In this case, the RBI exchange rate was Rs. 25.95, while the customs notification rate was Rs. 31.44, and the government failed to provide an explanation for the disparity.
2.3 Date of Presentation of Bill of Entry as Relevant Factor
The condition of ‘grant of entry inwards’ is not a prerequisite for determining the applicable exchange rate. A Bill of Entry can be filed up to 30 days before the expected arrival date of the vessel. If the Bill of Entry is presented within this period, the exchange rate prevailing on the date of presentation will be considered, even if ‘Entry Inward’ is granted subsequently.
Furthermore, the date of first submission of the Bill of Entry remains the determining factor for the applicable exchange rate. If the Bill of Entry is returned for corrections and subsequently refiled, the date of re-presentation cannot be considered for exchange rate purposes, as held in Samar Timber Corporation v.
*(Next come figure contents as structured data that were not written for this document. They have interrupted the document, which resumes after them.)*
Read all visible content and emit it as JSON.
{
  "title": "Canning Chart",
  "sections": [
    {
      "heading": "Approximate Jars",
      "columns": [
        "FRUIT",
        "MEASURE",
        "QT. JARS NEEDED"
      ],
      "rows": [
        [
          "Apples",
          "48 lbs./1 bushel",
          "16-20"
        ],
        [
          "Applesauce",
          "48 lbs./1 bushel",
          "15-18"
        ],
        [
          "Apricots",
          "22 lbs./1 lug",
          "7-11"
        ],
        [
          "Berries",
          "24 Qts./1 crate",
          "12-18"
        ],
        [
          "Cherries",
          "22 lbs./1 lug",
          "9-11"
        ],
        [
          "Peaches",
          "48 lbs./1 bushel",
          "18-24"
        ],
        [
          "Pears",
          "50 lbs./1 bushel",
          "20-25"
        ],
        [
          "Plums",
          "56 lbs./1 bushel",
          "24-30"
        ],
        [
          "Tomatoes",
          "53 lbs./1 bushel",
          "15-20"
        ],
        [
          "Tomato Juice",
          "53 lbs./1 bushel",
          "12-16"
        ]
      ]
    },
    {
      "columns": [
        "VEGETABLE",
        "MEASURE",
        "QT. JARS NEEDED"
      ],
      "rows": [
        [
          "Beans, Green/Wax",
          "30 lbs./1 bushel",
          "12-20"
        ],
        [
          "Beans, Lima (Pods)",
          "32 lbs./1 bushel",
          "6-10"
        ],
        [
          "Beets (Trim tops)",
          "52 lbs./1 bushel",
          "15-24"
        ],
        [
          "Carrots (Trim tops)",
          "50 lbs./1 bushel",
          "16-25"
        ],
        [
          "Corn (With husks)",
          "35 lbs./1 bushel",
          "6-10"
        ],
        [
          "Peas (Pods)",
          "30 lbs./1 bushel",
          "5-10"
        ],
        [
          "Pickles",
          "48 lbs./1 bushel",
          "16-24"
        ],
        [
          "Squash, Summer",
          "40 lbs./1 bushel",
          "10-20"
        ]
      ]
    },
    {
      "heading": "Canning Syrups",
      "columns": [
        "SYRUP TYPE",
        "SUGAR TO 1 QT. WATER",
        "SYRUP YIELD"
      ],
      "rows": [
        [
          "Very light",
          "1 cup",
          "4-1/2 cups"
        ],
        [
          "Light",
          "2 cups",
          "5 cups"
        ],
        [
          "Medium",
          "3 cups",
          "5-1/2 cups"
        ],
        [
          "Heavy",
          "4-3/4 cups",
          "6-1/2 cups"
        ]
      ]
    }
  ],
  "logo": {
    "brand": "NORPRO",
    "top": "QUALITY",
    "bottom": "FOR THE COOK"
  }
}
ACC (1995) 79 ELT 549 (Bom HC DB).
2.4 Inclusion of Commission Payable to Indian Agent
Customs duty is also chargeable on the commission payable to an Indian agent, which is typically paid in Indian Rupees. This commission must be computed based on the exchange rate prevailing at the time of the presentation of the Bill of Entry, as per Section 14. The rationale behind this principle is that such commission forms an integral part of the total price of imported goods, as confirmed in Commissioner of Customs v. District Controller of Stores 2005 (186) ELT 448 (CESTAT).
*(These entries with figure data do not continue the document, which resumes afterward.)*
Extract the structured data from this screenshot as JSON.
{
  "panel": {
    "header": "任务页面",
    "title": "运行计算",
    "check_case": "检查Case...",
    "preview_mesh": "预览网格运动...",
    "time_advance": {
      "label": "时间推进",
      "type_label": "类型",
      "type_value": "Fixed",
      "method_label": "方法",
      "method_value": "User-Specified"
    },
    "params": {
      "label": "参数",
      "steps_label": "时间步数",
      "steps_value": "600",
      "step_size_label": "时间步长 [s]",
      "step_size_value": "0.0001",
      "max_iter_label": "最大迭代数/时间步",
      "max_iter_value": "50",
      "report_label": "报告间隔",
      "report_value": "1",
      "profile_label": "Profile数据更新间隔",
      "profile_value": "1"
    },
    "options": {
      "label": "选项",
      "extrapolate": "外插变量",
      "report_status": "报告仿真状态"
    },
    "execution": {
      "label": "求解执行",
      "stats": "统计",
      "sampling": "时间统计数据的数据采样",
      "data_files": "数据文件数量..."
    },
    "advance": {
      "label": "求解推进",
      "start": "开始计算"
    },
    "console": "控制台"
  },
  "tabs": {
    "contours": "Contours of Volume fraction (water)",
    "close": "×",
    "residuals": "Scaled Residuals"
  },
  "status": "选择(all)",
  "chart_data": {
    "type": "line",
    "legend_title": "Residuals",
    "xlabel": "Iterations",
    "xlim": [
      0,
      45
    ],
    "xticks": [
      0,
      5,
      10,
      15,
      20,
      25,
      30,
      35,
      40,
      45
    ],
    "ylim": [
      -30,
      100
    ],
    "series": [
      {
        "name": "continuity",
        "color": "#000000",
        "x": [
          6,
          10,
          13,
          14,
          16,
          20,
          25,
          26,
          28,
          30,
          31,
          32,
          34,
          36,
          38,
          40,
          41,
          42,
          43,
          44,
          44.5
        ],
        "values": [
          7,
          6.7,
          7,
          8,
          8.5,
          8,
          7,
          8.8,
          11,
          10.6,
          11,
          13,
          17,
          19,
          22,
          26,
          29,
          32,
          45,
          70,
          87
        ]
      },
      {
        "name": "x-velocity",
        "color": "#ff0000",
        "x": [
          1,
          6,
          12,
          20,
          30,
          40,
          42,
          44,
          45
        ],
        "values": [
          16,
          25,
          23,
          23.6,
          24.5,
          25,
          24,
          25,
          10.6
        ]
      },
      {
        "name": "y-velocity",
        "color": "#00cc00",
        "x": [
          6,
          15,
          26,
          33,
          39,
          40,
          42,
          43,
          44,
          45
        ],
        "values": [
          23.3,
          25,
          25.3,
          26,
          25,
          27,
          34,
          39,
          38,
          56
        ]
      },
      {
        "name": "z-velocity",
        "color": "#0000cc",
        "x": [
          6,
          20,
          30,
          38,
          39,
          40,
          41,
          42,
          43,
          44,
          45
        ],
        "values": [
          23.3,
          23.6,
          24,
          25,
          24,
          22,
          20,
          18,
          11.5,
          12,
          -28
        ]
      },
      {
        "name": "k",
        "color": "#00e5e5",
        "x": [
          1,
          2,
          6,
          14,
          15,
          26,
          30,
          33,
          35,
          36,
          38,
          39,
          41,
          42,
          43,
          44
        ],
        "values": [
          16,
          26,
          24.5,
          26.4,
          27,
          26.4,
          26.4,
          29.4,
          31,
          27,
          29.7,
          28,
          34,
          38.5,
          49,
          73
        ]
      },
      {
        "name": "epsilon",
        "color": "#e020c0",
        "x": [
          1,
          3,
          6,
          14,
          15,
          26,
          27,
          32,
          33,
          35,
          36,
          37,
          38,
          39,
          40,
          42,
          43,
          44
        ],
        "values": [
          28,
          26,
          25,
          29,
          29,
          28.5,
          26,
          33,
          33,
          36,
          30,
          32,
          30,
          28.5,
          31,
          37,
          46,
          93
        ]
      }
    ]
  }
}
2.5 Exchange Rate for Warehoused Goods
For goods stored in a customs warehouse, the relevant exchange rate for valuation is the one applicable on the date of presentation of the Bill of Entry under Section 46 of the Customs Act. A Bill of Entry is filed under Section 46 either for home consumption or for warehousing. Therefore, in the case of warehoused goods, the exchange rate applicable on the date of presentation of the Bill of Entry under Section 46 must be considered, rather than the rate applicable at the time of clearance under Section 68. This position was upheld in Sri Maharaja Industries v. Commissioner of Customs (2007) 207 ELT 270 (CESTAT).